Spark filtering based on matches in two Arrays in

2019-09-20 07:49发布

问题:

I have a RDD of Words, than I have another RDD of something that contains a string that if a match is made it is removed from the string.

val wordList = sc.textFile("wordList.txt").map(x => x.split(',')).map(x => x(0))

Sample of wordList:

res15: Array[String] = Array(basetting, choosinesses, concavenesses, crabbinesses, cupidinously, falliblenesses, fleecinesses, hackishes, immaterialnesses, impiousnesses)

Than I have my other:

val filterWord = posts.map(x => (x._1, x._2.split(" ").filter(x => x != (wordList)))

Sample filterWord:

res16: Array[(String, Array[String])] = Array((6,Array(how, sweet, is, it, that, we, have)), (2,Array("")), (2,Array(will, this, question, cause, an, error)), (2,Array("")), (4,Array(how, do, we, create, a, new, tag, in), (7,Array("")), (2,Array(test, after, clr, on)), (2,Array("")), (2,Array(testing, a, long, tag)), (2,Array("")))

I need to get filterWord to only contain words that are not in the wordList but doesnt seem to be working because it is not filtering out any words in the wordList and if I change it to == instead it filters out everything.

回答1:

This removes any post that contains any of the words in wordlist. It may or may not be what you want. Please do clarify your question.

Spark setup.

import org.apache.spark.SparkContext
import org.apache.spark.SparkContext._
import org.apache.spark.SparkConf

val conf = new SparkConf().setAppName("spark-scratch").setMaster("local")
val sc = new SparkContext(conf)

Test data:

val jabberwocky = """
Twas brillig, and the slithy toves
      Did gyre and gimble in the wabe:
All mimsy were the borogoves,
      And the mome raths outgrabe.

“Beware the Jabberwock, my son!
      The jaws that bite, the claws that catch!
Beware the Jubjub bird, and shun
      The frumious Bandersnatch!”

He took his vorpal sword in hand;
      Long time the manxome foe he sought—
So rested he by the Tumtum tree
      And stood awhile in thought.

And, as in uffish thought he stood,
      The Jabberwock, with eyes of flame,
Came whiffling through the tulgey wood,
      And burbled as it came!

One, two! One, two! And through and through
      The vorpal blade went snicker-snack!
He left it dead, and with its head
      He went galumphing back.

“And hast thou slain the Jabberwock?
      Come to my arms, my beamish boy!
O frabjous day! Callooh! Callay!”
      He chortled in his joy.

’Twas brillig, and the slithy toves
      Did gyre and gimble in the wabe:
All mimsy were the borogoves,
      And the mome raths outgrabe
"""
val words = "the and in all were"

Convert the test data to RDDs.

val posts = sc.parallelize(jabberwocky.split('\n')
                                      .filter(_.nonEmpty)
                                      .zipWithIndex
                                      .map (_.swap))

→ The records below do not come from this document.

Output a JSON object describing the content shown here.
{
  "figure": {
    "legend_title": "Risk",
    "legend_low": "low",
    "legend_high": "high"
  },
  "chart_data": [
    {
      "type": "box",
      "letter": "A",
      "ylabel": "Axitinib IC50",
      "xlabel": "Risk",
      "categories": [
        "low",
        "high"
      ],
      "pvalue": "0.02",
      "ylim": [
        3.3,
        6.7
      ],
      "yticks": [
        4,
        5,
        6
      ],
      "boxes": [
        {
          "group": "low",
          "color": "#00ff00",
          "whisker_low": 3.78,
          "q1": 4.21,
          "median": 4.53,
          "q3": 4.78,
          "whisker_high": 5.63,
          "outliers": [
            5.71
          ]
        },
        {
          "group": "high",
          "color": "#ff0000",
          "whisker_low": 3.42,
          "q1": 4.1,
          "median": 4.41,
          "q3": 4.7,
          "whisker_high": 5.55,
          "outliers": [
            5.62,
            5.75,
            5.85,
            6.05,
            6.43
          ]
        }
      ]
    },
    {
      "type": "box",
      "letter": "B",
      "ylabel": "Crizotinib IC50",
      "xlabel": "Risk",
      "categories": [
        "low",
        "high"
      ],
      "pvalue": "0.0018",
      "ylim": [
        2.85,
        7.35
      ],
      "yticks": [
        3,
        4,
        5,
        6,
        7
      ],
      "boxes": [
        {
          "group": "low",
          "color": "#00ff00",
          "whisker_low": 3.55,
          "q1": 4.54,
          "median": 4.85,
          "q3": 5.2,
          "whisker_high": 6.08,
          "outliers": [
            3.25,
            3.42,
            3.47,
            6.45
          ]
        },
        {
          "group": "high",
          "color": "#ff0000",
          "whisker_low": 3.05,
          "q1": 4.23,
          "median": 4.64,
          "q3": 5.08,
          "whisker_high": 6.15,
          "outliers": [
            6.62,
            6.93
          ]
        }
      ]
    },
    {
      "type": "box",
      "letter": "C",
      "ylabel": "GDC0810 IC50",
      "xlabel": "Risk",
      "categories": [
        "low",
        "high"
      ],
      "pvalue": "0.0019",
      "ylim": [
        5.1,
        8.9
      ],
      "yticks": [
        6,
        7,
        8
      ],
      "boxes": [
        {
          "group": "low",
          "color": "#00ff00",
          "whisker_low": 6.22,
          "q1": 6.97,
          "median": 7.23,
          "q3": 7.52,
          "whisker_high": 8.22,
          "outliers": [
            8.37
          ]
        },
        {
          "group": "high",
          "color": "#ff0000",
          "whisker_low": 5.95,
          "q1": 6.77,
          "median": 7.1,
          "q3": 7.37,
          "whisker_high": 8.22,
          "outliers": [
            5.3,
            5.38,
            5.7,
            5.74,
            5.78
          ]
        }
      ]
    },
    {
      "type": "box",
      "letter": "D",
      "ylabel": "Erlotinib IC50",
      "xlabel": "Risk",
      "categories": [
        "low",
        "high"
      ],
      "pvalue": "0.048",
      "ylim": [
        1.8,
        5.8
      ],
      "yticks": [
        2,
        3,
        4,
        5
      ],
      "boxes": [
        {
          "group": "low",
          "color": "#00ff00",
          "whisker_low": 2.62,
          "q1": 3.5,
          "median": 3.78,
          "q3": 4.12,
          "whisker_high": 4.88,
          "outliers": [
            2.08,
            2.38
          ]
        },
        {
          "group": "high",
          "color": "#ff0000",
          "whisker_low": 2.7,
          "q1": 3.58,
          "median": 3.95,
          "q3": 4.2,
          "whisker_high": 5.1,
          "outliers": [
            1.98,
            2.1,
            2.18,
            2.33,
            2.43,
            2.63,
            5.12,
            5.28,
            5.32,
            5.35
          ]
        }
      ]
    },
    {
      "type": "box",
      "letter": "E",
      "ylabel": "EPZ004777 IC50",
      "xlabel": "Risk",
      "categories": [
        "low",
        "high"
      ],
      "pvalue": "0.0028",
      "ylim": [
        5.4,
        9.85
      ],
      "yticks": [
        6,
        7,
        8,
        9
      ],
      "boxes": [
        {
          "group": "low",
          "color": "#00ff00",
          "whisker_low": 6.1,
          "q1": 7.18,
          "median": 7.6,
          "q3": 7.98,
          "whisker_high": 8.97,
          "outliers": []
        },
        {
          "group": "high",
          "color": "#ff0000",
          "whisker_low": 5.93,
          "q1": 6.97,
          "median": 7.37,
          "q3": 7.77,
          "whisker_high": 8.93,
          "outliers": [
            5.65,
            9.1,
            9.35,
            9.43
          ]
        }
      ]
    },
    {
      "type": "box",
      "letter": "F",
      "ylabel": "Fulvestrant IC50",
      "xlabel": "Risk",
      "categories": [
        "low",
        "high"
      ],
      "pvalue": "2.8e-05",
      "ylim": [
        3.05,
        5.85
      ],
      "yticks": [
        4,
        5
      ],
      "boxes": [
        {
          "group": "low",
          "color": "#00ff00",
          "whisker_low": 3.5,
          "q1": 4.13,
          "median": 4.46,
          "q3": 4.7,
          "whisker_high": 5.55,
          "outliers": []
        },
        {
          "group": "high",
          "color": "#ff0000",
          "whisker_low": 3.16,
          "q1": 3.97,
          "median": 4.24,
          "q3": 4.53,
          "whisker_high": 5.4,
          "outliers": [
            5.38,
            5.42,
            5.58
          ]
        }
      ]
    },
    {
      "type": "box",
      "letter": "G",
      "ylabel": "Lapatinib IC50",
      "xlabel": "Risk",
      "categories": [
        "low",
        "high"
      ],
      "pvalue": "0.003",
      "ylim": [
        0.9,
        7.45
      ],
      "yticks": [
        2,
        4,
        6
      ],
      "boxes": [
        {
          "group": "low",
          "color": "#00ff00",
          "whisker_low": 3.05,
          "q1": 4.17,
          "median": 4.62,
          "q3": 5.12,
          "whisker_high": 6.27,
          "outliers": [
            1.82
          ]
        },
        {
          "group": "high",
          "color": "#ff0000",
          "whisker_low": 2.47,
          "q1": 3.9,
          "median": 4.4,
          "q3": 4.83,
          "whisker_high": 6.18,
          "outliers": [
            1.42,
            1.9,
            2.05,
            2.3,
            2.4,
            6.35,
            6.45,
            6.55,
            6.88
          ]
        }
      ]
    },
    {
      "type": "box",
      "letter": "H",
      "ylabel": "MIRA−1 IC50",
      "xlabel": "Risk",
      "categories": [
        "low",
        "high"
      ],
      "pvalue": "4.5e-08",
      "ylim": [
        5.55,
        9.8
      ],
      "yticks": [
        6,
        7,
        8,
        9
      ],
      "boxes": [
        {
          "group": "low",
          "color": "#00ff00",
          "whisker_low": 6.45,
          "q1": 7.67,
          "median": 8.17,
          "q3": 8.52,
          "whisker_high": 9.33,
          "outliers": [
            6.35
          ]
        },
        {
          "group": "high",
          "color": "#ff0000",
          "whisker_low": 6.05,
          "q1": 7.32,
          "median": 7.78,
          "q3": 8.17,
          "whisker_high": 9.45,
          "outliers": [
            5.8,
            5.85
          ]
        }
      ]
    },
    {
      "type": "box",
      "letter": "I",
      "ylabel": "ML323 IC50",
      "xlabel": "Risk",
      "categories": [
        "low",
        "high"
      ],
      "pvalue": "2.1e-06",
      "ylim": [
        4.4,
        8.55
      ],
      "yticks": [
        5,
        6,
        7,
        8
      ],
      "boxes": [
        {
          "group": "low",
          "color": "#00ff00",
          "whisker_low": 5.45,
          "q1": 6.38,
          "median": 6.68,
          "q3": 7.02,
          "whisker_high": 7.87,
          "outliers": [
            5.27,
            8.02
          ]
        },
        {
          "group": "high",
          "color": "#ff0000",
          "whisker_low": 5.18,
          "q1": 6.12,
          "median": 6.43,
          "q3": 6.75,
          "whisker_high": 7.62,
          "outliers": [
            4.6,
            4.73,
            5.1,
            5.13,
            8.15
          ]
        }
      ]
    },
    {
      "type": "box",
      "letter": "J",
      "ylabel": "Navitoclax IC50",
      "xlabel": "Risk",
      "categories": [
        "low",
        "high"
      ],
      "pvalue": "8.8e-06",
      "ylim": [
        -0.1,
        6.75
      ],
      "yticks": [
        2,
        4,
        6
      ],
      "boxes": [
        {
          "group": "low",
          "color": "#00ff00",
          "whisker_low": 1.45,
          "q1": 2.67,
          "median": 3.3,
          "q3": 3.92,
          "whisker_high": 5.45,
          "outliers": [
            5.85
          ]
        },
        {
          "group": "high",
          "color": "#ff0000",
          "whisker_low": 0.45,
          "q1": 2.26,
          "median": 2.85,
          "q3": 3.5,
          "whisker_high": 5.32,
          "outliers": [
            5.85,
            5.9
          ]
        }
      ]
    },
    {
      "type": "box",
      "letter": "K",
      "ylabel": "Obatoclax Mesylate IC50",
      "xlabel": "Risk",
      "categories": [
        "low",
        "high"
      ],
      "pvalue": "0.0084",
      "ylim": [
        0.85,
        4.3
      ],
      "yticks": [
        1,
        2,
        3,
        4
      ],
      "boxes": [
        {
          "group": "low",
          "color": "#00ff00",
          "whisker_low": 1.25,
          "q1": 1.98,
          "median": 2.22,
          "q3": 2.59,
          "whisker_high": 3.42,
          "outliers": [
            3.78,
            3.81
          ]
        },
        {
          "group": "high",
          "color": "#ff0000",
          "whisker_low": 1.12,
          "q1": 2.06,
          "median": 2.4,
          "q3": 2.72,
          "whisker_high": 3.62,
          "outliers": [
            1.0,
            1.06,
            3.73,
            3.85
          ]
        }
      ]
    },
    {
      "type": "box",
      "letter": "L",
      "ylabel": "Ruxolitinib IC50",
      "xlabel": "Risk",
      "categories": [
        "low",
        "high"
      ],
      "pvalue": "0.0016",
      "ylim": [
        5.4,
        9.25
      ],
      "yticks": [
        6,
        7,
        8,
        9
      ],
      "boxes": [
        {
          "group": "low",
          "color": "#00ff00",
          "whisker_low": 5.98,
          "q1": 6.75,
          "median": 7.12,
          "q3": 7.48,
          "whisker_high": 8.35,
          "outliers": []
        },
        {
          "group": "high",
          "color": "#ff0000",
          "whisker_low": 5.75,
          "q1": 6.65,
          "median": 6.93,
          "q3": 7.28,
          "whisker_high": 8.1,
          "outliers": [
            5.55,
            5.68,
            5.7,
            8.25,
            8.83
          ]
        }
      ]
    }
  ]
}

val wordList = sc.parallelize(words.split(' ')).map(x => (x.toLowerCase(), x))

Make a PairRDD where there is a row for each word in each post. The key is each of the words, and the value is the original post

val postsPairs = posts.flatMap
    { case (i, s) => s.split("\\W+").map(w=> (w.toLowerCase(), (i, s))) }

Find all the posts that DO have one of the excluded words

  val withExcluded = postsPairs.join(wordList).map(_._2._1)

(could do a .distinct here but there's no point, the duplicates won't matter for the next step)

Remove all the posts from the original list that have one of the excluded words. So any remaining have none of the excluded words. WWWWW.

  val res = posts.subtract(withExcluded)

  // (19,      He went galumphing back.)
  // (22,O frabjous day! Callooh! Callay!”)
  // (21,      Come to my arms, my beamish boy!)